Assis à hauteur d'homme, ultime récompense, nous avions devant nous un engin rutilant qui, moyennant finance, déversait sans compter dans nos mains trop petites son lot de cacahuètes.
Il nous fallait alors faire nos plus beaux sourires avec un air contraint et l'œillade un peu triste pour voir alors surgir d'une poche ou d'une autre, la pièce convoitée éclairer nos visages.
Au bout d'un certain temps, mon grand-père, impassible, prenait ses cigarettes et nous faisait un signe qui désignait la porte. Nous saluions Marcelle qui déjà s'affairait à servir d'autres tables.
Nous sortions étourdis et faisions quelques pas, marchant vers la carotte d'un bureau de tabac.
Mon grand-père y entrait et prenait sa cartouche. Nous ne nous doutions pas qu'il y avait ici un jeu de mots macabre qui allait l'emporter.
Nous passions près de lui et nous nous faufilions vers un petit carton qui abritait des cônes faits de papier brillant. Dans ceux-ci se trouvait tout l'univers magique d'un enfant de l'époque, à savoir des bonbons et de petits jouets.

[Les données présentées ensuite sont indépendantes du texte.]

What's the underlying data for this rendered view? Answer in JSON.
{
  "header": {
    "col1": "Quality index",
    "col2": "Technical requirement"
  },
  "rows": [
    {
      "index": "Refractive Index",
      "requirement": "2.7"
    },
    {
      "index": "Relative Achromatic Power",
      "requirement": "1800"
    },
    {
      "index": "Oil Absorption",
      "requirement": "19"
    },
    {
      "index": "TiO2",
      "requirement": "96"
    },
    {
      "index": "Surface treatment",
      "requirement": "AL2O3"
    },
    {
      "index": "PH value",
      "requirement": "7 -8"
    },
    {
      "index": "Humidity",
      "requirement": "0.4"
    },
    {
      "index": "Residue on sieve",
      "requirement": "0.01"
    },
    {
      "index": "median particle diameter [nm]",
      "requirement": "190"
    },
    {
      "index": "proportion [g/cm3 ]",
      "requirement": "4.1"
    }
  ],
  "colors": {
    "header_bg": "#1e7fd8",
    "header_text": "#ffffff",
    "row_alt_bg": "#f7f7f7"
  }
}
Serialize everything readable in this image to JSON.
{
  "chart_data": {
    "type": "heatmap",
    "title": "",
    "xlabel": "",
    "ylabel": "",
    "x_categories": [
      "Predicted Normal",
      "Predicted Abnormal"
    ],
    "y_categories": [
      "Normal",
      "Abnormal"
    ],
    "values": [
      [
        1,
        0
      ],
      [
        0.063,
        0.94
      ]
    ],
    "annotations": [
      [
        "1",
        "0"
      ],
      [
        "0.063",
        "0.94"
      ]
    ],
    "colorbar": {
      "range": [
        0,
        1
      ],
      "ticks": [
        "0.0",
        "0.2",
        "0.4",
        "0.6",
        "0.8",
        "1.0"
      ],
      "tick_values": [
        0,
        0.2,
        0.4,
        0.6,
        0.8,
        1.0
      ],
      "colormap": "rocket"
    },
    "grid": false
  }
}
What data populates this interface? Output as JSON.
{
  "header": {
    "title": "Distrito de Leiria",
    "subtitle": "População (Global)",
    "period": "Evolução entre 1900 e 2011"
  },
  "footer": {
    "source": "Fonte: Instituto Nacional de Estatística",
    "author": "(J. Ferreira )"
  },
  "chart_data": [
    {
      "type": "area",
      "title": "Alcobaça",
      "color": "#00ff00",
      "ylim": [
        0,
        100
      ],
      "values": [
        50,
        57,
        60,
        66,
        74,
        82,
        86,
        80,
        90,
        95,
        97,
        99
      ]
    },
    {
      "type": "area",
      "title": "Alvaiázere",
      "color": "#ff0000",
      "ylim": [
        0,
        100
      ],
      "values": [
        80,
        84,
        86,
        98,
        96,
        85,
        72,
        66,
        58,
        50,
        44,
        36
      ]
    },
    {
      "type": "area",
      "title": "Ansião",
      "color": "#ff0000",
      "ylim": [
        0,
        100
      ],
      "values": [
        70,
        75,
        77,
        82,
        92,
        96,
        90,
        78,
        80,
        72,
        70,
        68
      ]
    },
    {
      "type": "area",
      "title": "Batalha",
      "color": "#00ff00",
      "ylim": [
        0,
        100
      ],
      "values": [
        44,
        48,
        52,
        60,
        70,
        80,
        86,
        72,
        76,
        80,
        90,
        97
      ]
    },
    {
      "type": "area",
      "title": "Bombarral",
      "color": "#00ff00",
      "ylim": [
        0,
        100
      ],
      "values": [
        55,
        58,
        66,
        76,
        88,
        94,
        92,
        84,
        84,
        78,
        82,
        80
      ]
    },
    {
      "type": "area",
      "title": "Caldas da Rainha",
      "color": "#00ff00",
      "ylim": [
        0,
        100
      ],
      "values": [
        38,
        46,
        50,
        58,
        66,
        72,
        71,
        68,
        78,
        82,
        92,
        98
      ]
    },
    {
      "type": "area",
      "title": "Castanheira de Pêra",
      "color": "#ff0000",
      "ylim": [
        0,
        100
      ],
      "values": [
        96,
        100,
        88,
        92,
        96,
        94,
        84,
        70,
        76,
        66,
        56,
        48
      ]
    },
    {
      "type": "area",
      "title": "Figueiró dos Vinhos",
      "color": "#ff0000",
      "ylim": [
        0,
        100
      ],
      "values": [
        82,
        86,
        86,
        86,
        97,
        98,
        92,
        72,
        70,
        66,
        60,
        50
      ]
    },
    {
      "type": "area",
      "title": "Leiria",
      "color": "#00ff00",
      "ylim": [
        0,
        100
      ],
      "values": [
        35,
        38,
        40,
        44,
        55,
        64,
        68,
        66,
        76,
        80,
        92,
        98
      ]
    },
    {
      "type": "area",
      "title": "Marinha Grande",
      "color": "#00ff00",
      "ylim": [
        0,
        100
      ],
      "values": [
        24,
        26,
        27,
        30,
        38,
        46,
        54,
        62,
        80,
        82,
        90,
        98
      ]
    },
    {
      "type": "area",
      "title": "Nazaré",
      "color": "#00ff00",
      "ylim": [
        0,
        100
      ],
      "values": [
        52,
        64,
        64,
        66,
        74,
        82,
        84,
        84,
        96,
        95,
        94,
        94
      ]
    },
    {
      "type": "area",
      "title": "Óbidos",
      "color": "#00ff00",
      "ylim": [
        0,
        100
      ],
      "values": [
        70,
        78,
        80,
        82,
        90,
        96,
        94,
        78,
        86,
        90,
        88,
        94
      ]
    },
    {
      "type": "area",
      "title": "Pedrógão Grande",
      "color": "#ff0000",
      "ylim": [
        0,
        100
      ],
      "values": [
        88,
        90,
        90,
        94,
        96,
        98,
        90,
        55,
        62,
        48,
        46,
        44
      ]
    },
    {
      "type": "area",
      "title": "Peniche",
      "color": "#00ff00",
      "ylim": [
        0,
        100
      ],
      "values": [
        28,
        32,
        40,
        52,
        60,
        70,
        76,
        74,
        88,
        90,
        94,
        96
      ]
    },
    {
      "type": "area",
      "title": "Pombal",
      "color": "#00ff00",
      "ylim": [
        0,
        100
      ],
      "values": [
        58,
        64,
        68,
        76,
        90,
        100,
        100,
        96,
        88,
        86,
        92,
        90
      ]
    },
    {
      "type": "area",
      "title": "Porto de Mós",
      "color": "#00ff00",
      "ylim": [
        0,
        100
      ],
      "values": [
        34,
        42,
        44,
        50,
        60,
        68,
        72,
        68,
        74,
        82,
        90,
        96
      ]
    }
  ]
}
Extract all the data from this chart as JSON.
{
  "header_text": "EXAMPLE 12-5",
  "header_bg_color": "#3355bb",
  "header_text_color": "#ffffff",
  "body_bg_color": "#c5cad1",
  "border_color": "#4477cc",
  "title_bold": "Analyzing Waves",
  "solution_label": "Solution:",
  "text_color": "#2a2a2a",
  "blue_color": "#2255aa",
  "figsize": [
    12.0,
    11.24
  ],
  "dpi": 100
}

Nous choisissions alors chacun notre « surprise » mais il fallait attendre avant de les ouvrir et le trajet retour nous paraissait bien long. Avec nos mains expertes, nous pouvions les palper, imaginant ainsi ce qu'elles pouvaient cacher. Ce n'est qu'en arrivant que nous les déchirions jusque dans leurs entrailles pour ne rien y laisser.
Nous avions fait la vie.
À l'été 68, mon grand-père fut hospitalisé.
Je connaissais ce mot. J'étais passé par là depuis mes amygdales et dis à ma cousine que d'ici quelques jours, il serait de retour.
À la fin de semaine et un peu dans l'urgence, nous fûmes autorisés à lui rendre visite. Mais une fois là-bas, tout le monde pleurait et on nous expliqua qu'il allait s'en aller pour un très long voyage.
Fermement décidés à pouvoir le garder, une fois dans la chambre, on se mit à promettre un siècle de sagesse, de dents étincelantes et de souliers cirés.
Ce n'était pas assez.
Il mourut peu après sous un ciel bleu azur, rappelant les couleurs des paquets de gitanes et des casques gaulois. Nous ne revînmes jamais au café Chez Marcelle.
Nous étions bien trop jeunes pour savoir reconnaitre le bruit particulier de ce petit bonheur qui s'en était allé. Il ne servait à rien de lui courir après, il reviendrait un jour, si l'envie lui prenait.
Le voilà qui revint un matin d'écriture. Sur le haut de ma feuille, il se tenait bien droit et quand je l'aperçus mon regard se brouilla.
Me revinrent en mémoire, mes étés à Romans, les bruits doux de l'enfance, le regard attendri des aïeux disparus, Louise et Napoléon, Paulette et Nicomède, Antoine et Léonie.
Souvent quand il fait beau, j'emmène le dimanche mes enfants au marché avec leurs enfants. Ils butinent devant et nous fermons la marche. C'est une tradition, pas une récompense, sauf si le hasard, trop bien intentionné, nous fait passer devant un marchand de jouets.
Il nous faut voir l'enfance comme une terre fertile que nous devons boiser des plus belles essences de souvenirs précieux. Certains seront tuteurs et serviront d'exemple, d'autres aux épais feuillages proposeront une ombre qui nous donne un répit dans la vie qui avance et qui parfois nous brûle.
C'est ainsi qu'on a tous une histoire ou alors à défaut, une intuition intime.